他のワーグナーでの役柄(《ジークフリート》のブリュンヒルデ、クンドリ、ゼンタ、イゾルデ、エリーザベト、ヴェーヌス)も次々に演じ、主要なオペラハウスとロサンゼルスとイギリスでのコンサートを席巻した。トゥーランドットも当たり役となり、ウィーンやニューヨークでジュゼッペ・ディ・ステーファノやフランコ・コレッリと共演している。健康上の問題で一時的に休養した後、ヴェルッキはフィンランドにおけるシュトラウスの《エレクトラ》初演を果たす。彼女の活躍はドイツ、アメリカそしてイギリス(スコットランド歌劇場での《指環》初演にも出演)へと広がった。しかしデビューから 10年を経た頃、ツアー活動を休止し拠点であるフィンランドでの活動のみに限定することを決意する。新しい作品(サッリネン、メッリカントといったフィンランドの現代作曲家の作品の初演)にも挑戦し続けた。徐々に、メゾソプラノの役を演じるようになり、サヴォンリンナ音楽祭には定期的に出演した。(マリーを演じた《さまよえるオランダ人》は DVDで発売されている。) 1982年よりシベリウス音楽院で後進の指導にあたり、多くの受賞者を輩出した。

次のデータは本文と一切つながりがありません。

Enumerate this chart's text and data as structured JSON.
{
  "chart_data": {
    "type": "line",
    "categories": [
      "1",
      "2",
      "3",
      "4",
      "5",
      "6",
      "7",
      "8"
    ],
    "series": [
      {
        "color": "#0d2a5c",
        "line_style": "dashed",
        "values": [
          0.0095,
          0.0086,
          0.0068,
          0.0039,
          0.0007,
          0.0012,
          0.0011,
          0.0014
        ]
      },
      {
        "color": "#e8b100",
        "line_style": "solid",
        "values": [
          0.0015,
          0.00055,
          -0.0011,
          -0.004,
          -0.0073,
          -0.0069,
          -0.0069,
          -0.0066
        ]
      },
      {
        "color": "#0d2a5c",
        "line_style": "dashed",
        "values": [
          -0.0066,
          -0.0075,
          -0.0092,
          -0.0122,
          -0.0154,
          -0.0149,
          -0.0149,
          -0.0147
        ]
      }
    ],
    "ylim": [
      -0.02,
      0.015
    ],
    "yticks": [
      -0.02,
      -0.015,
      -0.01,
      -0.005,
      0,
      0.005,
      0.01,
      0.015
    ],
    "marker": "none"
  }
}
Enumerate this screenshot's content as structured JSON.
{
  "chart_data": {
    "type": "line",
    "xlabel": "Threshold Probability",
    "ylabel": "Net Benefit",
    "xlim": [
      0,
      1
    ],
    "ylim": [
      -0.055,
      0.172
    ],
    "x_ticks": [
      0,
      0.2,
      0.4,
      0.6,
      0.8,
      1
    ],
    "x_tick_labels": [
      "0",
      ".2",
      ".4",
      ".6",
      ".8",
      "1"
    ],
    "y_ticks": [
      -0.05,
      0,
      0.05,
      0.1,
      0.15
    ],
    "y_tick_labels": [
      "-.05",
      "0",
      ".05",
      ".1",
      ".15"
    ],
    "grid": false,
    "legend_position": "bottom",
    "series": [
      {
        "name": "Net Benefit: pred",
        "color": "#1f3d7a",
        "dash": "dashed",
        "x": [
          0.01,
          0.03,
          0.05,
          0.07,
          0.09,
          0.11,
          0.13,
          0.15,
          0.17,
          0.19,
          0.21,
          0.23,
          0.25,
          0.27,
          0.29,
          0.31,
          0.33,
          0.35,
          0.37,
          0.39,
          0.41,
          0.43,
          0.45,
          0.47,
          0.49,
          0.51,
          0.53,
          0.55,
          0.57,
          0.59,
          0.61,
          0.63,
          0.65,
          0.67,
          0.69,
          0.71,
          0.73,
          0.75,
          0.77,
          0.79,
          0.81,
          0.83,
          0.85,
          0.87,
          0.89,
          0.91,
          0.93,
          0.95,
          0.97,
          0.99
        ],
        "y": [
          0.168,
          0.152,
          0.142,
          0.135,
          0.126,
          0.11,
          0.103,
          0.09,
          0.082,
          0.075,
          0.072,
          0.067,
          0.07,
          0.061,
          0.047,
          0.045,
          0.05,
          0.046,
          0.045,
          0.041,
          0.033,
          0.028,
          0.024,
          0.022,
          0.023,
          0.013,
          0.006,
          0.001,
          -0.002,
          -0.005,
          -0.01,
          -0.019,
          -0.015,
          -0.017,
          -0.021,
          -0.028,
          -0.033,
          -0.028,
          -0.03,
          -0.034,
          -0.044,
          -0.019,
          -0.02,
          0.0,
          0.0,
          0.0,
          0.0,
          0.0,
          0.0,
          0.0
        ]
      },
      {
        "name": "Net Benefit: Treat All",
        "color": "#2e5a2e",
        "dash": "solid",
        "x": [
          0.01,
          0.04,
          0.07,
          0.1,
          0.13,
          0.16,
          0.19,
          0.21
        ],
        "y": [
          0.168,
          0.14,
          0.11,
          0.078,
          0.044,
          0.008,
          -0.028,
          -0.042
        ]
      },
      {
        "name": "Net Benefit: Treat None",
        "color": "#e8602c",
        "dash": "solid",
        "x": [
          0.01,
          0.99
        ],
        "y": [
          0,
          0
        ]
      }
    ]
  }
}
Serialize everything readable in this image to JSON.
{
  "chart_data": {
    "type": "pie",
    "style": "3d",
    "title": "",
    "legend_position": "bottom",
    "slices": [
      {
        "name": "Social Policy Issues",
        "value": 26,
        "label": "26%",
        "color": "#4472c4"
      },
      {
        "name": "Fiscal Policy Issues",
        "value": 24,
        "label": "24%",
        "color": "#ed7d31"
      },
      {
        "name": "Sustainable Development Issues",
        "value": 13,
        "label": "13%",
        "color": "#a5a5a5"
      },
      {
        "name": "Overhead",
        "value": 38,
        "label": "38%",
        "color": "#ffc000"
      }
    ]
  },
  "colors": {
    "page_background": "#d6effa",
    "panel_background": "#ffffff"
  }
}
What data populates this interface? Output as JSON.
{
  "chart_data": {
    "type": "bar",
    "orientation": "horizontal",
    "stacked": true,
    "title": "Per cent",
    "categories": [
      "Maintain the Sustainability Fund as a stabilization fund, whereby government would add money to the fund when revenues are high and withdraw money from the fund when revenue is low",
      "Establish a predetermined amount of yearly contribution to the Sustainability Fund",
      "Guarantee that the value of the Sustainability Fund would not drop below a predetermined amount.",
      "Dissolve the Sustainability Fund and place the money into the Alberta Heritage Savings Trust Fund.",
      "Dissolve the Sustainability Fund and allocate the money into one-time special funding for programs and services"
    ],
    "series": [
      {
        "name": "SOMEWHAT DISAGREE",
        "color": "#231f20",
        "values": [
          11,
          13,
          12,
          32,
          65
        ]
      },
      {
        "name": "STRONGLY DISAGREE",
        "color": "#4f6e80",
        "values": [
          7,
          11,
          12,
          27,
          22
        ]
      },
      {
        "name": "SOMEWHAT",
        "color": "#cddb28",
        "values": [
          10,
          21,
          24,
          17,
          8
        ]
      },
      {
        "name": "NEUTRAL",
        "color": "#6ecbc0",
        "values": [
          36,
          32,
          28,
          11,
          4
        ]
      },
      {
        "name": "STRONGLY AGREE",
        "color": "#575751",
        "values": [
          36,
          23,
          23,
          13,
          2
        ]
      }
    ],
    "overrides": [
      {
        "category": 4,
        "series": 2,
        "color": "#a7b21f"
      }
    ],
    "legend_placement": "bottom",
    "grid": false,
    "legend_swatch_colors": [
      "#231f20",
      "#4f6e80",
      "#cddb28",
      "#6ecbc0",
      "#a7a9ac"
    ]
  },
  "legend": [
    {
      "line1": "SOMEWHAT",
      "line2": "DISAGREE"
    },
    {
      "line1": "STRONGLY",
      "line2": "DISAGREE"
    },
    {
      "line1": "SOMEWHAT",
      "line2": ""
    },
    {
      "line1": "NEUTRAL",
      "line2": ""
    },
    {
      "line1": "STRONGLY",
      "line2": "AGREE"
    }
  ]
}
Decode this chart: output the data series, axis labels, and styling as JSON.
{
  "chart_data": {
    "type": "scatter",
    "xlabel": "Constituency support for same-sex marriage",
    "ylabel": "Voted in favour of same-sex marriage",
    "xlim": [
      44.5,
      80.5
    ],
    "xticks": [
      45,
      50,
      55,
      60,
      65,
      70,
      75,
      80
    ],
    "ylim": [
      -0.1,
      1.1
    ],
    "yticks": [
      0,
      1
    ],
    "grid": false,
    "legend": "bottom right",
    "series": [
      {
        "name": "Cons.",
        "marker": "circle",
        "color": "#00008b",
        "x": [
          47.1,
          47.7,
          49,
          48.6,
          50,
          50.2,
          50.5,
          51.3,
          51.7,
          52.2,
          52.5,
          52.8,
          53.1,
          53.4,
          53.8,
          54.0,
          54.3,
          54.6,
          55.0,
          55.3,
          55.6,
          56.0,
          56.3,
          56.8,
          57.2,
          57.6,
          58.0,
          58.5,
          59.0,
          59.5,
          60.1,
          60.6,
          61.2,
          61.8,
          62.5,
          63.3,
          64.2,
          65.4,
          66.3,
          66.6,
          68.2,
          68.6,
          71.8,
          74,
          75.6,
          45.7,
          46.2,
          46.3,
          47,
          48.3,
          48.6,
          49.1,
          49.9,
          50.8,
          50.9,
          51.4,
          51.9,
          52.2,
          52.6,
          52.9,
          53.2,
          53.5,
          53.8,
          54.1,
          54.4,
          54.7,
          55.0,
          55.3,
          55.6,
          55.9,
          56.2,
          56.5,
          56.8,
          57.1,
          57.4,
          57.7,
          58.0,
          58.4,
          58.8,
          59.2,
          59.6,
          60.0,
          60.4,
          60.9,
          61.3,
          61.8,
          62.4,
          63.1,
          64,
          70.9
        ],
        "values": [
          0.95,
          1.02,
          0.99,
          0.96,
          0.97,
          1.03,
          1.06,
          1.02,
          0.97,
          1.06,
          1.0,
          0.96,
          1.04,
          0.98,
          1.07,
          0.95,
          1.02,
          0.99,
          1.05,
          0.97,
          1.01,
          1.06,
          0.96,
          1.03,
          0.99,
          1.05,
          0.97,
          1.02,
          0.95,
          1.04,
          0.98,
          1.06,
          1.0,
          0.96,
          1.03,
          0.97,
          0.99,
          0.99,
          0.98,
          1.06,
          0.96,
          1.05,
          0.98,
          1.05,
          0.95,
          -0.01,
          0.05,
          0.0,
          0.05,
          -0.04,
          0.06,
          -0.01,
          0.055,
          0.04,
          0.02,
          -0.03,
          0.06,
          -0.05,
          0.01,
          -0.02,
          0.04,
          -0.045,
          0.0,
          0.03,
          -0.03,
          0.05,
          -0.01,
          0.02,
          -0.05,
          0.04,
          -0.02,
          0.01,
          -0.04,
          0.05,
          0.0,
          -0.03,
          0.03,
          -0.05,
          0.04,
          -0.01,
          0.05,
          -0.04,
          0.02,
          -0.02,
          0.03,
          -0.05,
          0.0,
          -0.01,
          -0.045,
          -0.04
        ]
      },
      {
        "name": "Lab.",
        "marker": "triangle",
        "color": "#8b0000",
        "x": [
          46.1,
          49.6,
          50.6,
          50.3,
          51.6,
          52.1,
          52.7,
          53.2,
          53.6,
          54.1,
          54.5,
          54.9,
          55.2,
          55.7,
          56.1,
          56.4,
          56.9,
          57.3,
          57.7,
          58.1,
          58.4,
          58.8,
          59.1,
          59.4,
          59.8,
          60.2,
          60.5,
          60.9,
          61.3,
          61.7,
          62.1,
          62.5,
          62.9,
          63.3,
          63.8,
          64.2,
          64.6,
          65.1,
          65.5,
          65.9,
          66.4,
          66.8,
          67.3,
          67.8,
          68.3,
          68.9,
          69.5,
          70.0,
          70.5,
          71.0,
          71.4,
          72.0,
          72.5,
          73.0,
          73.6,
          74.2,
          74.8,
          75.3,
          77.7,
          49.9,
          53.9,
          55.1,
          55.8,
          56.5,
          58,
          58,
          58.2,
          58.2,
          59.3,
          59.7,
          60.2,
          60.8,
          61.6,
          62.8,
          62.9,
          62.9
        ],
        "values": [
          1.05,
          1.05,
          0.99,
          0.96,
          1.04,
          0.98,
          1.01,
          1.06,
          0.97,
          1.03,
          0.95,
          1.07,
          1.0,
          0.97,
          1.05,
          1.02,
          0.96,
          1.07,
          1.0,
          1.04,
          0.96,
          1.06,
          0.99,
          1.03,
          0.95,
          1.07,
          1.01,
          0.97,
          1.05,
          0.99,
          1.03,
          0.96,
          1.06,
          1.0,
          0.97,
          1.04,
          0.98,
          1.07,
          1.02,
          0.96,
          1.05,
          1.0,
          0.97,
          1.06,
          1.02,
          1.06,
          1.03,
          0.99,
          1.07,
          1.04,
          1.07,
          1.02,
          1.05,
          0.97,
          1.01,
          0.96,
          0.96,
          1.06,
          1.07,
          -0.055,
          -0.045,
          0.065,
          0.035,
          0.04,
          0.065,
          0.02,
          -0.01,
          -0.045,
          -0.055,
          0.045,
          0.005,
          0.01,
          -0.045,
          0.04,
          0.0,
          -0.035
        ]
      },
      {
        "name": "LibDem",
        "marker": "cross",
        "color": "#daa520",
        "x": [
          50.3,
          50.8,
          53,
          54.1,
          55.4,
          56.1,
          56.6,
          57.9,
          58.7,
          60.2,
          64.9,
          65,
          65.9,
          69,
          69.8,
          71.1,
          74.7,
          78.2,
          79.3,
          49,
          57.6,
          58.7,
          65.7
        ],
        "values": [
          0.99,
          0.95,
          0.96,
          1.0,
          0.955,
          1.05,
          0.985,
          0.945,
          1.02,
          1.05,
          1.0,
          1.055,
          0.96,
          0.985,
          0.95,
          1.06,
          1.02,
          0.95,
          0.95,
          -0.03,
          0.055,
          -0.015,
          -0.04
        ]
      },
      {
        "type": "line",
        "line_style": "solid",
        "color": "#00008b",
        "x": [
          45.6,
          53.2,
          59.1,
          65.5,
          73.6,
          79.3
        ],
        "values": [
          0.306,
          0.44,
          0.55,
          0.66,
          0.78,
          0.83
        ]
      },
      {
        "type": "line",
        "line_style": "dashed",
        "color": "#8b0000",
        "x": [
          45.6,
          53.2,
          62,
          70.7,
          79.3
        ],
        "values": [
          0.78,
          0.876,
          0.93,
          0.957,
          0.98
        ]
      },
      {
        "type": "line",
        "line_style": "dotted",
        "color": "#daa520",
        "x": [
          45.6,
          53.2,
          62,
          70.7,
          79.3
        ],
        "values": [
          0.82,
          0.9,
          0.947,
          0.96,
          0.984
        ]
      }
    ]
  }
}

1964年にマンチェスターで行われたコンサートは、《トリスタン》《さまよえるオランダ人》《ジークフリート牧歌》からの音楽、さらに BBCのプレレコーディングでは(1月21日、マンチェスター・タウン・ホール)これらに加えモーツァルトのト短調の交響曲が演奏された。(1月21日、マンチェスター・タウン・ホールで行われた BBCのプレレコーディング)ワーグナーの生誕 150周年には少々間に合わなかった。 Daily Express紙のフランシス・グラハムによれば、サー・ジョン・バルビローリは「ワーグナーが歌える超一流ソプラノが足りなかった。」と説明したという。「我々の記念コンサートは 1964年の 1月まで待つことに決めた。 1964年シーズンの真ん中くらいにあたるのだが。我々が待ち望んでいたのは、フィンランドのソプラノ歌手、アニタ・ヴェルッキでもあった。待っただけの価値はあった。ヴェルッキの歌唱は年季が入ったワグネリアンたちをも驚愕させた。言葉がないほど素晴らしいパフォーマンスだった。」
The Guardian紙のマンチェスター版で、 J.H.エリオットは「ワーグナー・ソプラノの源流は途絶えていなかった。昨晩のソリスト、アニタ・ヴェルッキはその偉大なる伝統を受け継いだ人である。彼女は崇高ですらあった。ワーグナー歌手は、強大な交響的管弦楽の音響の中で等身大以上の存在感を発揮しながら音楽との一体感をも醸し出すことが要求される。こうした大役をヴェルッキは、必要とされるだけ美しくかつ、それでもまだ余力を感じさせるに十分な力量を持ってやすやすと成し遂げてしまった。この夜の公演は、すべてのワグネリアンの、特に黄金時代を知る長年のワーグナー・ファンの心に安堵の念を抱かせたに違いない。」と書いている。マンチェスター版 Daily Telegraph紙のマイケル・ケネディは以下のように書いている。「一貫して音楽的、情熱的、そして高貴な歌唱だった。ワーグナーの声楽作品の持つ美しさと絢爛豪華な音のタペストリーが持つ半透明である特質が強調された。・・・オーケストラは驚くべきパワーと音響で、スリリングなまでの壮大さを描き出し、それでいてスコアの精密さも良く引き出していた。サー・ジョンは彼のオペラティックな素養をもって、歌手への配慮もあり、安定してバランスのとれた実に見事な演奏をした。これらすべてが見事に成就したワーグナーなのである。」